POOR specimen collection and limited availability of medication could hinder malaria diagnosis and treatment, but experts say doctor awareness and communication are bigger problems.
A Perspectives article, published in the MJA, discussed potential obstacles to malaria diagnosis and hypnozoite eradication in Australia that may be putting patients at risk. (1)
The authors recommended malaria be considered for any patient with a history of travel to an endemic area who presented with fever, even if they had used prophylaxis.
When malaria was suspected, blood should be collected immediately on presentation, and delivered to the laboratory within an hour of collection. Both thick and thin film microscopy should be requested, the authors wrote.
They said that currently there was no consensus on the correct timing and number of specimens needed to exclude a diagnosis of malaria. While it appeared a single collection was usually sufficient, further specimen collections taken shortly after the onset of febrile paroxysms could be necessary for the detection of Plasmodium falciparum malaria.
The authors highlighted that “infection with relapsing species of malaria (P. vivax and P. ovale) requires eradication of hypnozoites from the patient’s liver using primaquine”. However, the medication was erratically available in Australia and not covered under the Pharmaceutical Benefits Scheme (PBS).
To overcome these obstacles to diagnosis and hyponozoite eradication, the authors wrote that it was important that doctors had the correct specimen-collection and treatment protocols readily available.
Professor James McCarthy, senior researcher in clinical tropical medicine at the QIMR Berghofer Medical Research Institute in Queensland, told MJA InSight that despite the article’s assertion that more Australians were travelling to endemic areas, the latest international figures on malaria prevalence rates were encouraging.
The World Malaria Report released last week showed the global incidence of malaria had actually fallen 30% between 2000 and 2013, mainly due to the expansion of malaria treatments. (2)
Professor McCarthy said that in Australia malaria was still relatively rare, with the majority of cases occurring in the Torres Strait region, but he warned that doctors should be conscious of travellers and fly-in, fly-out workers as at-risk groups.
He did not believe that diagnostic protocol and treatment availability were significant problems in Australia, but thought doctor–patient communication could be improved.
“The bigger issue is it that when a patient presents with a fever, doctors need to think to ask them about their travel history, and patients also need to tell their doctors about their travelling.”
Professor McCarthy also did not agree with the article’s suggestion that primaquine should be subsidised under the PBS.
“There is no licensed manufacturer of primaquine in Australia, so we have to get this medication through the Special Access Scheme. Covering [primaquine] under the PBS would not increase the use of this medication, because it wouldn’t solve the main problem of supply.”
In cases where primaquine or any other antimalarial medication was used, Professor McCarthy advised that patients should “always be referred to a specialist or teaching hospital to make sure the treatment is given correctly”.
Professor Louis Schofield, director of the Australian Institute of Tropical Health and Medicine in Queensland, agreed that subsidising primaquine under the PBS would not alter the baseline of treatment success in Australia, but emphasised the importance of all at-risk patients receiving prophylaxis.
To increase its effectiveness, he recommended that doctors ensure prophylaxis was tailored for patients according to where they were travelling. “If they’re travelling to a region with a particularly high incidence rate, their prophylactic treatment has to reflect this.”
Dr Maxine Whittaker, executive director of the Pacific Malaria Initiative Support Centre, told MJA InSight it was crucial for clinicians to keep updated on which regions were experiencing epidemics of tropical diseases to make sure their patients were prepared.

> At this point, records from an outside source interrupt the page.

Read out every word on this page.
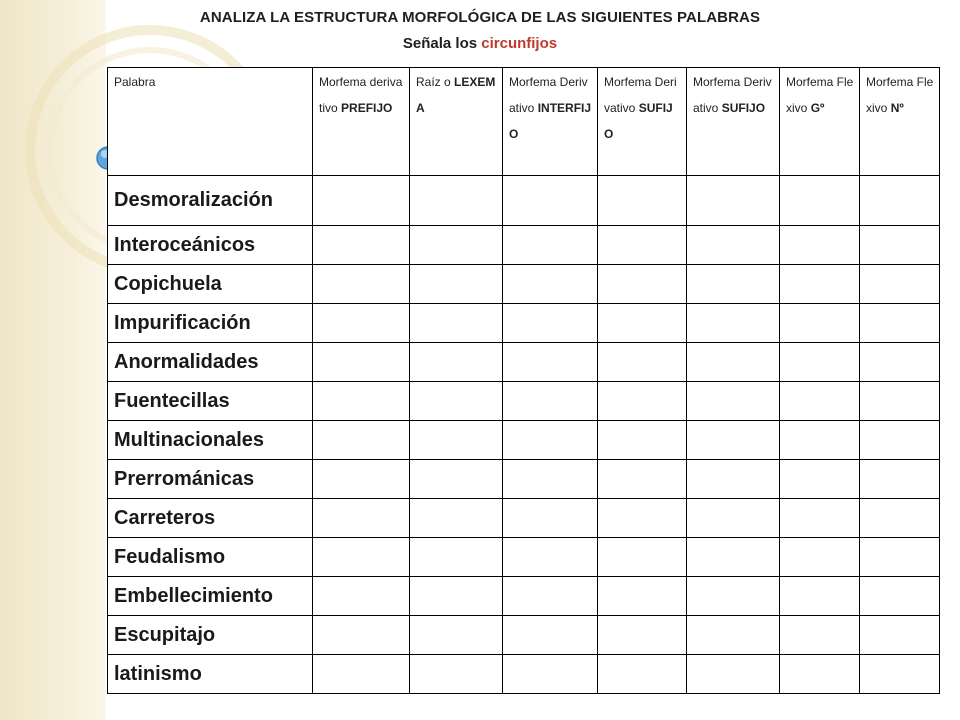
ANALIZA LA ESTRUCTURA MORFOLÓGICA DE LAS SIGUIENTES PALABRAS
Señala los circunfijos
Palabra	Morfema derivativo PREFIJO	Raíz o LEXEMA	Morfema Derivativo INTERFIJO	Morfema Derivativo SUFIJO	Morfema Derivativo SUFIJO	Morfema Flexivo Gº	Morfema Flexivo Nº
Desmoralización							
Interoceánicos							
Copichuela							
Impurificación							
Anormalidades							
Fuentecillas							
Multinacionales							
Prerrománicas							
Carreteros							
Feudalismo							
Embellecimiento							
Escupitajo							
latinismo							
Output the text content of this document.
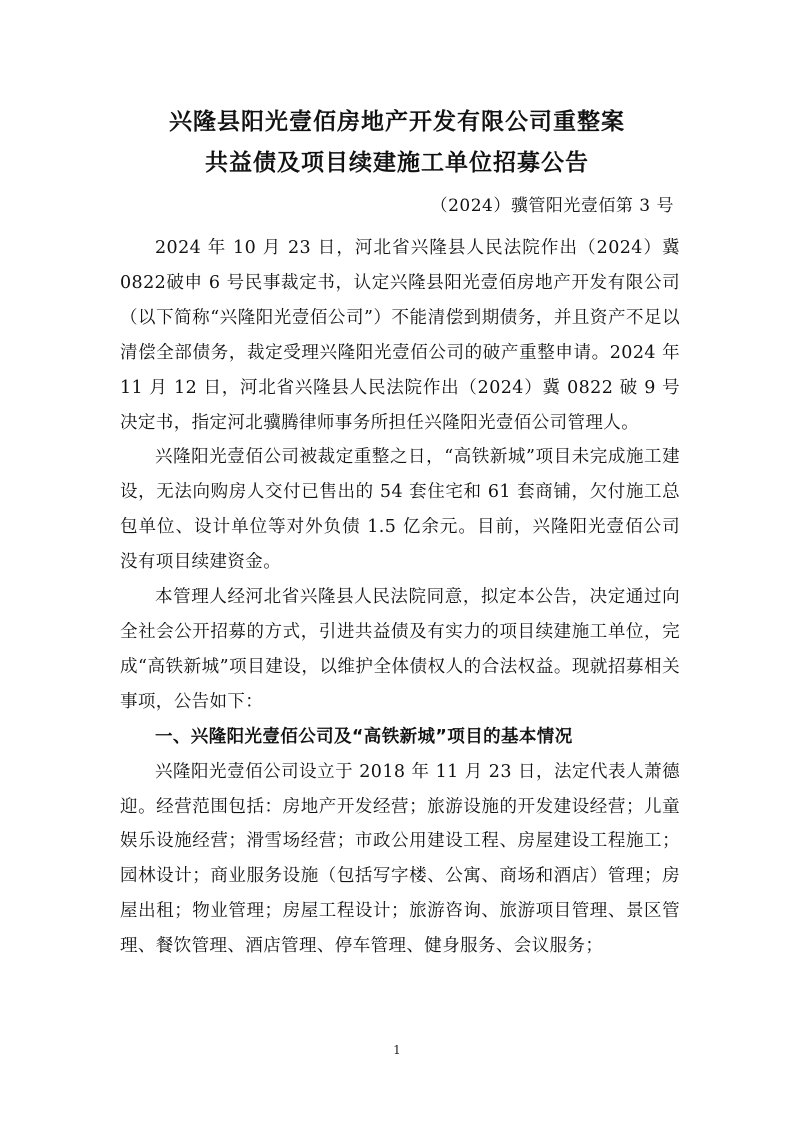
兴隆县阳光壹佰房地产开发有限公司重整案
共益债及项目续建施工单位招募公告
（2024）骥管阳光壹佰第 3 号

2024 年 10 月 23 日，河北省兴隆县人民法院作出（2024）冀 0822破申 6 号民事裁定书，认定兴隆县阳光壹佰房地产开发有限公司（以下简称“兴隆阳光壹佰公司”）不能清偿到期债务，并且资产不足以清偿全部债务，裁定受理兴隆阳光壹佰公司的破产重整申请。2024 年 11 月 12 日，河北省兴隆县人民法院作出（2024）冀 0822 破 9 号决定书，指定河北骥腾律师事务所担任兴隆阳光壹佰公司管理人。

兴隆阳光壹佰公司被裁定重整之日，“高铁新城”项目未完成施工建设，无法向购房人交付已售出的 54 套住宅和 61 套商铺，欠付施工总包单位、设计单位等对外负债 1.5 亿余元。目前，兴隆阳光壹佰公司没有项目续建资金。

本管理人经河北省兴隆县人民法院同意，拟定本公告，决定通过向全社会公开招募的方式，引进共益债及有实力的项目续建施工单位，完成“高铁新城”项目建设，以维护全体债权人的合法权益。现就招募相关事项，公告如下：

一、兴隆阳光壹佰公司及“高铁新城”项目的基本情况

兴隆阳光壹佰公司设立于 2018 年 11 月 23 日，法定代表人萧德迎。经营范围包括：房地产开发经营；旅游设施的开发建设经营；儿童娱乐设施经营；滑雪场经营；市政公用建设工程、房屋建设工程施工；园林设计；商业服务设施（包括写字楼、公寓、商场和酒店）管理；房屋出租；物业管理；房屋工程设计；旅游咨询、旅游项目管理、景区管理、餐饮管理、酒店管理、停车管理、健身服务、会议服务；

1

Dr Whittaker said the World Malaria Report indicated that parasites were becoming resistant to some antimalarial medications and this meant doctors must be mindful of giving patients vital practical advice.
“The most important information doctors can tell patients are ways to prevent mosquito bites in the first place”, she said, saying these included using insect repellent, sleeping under a bed net and wearing clothes that covered ankles and arms.
She also called for a national effort to make doctors more aware of malaria as a potential diagnosis.
“Because malaria was eradicated from Australia in 1982, many doctors have never seen what malaria looks like in a patient, so it is not the first diagnosis that comes to mind.
“We need to ensure doctors know what to look for and what to ask their patients”, Dr Whittaker said.
1. MJA 2014; 201: 630-631
2. WHO; Factsheet on the World Malaria Report 2014
(Photo: Clouds Hill Imaging Ltd / Science Photo Library)
THE TEN COMMON CAUSES OF FEVER IN A RETURNED TRAVELLER ARE SIMPLE.
1. Malaria.
2. Malaria.
3. Malaria
If also unprotected sex: HIV, Secondary syphilis
If no rash: Typhoid, Hepatitis (A, B, C, E)
If also rash: Dengue, Glandular fever.
If non-tropical: Skin, respiratory and UTI.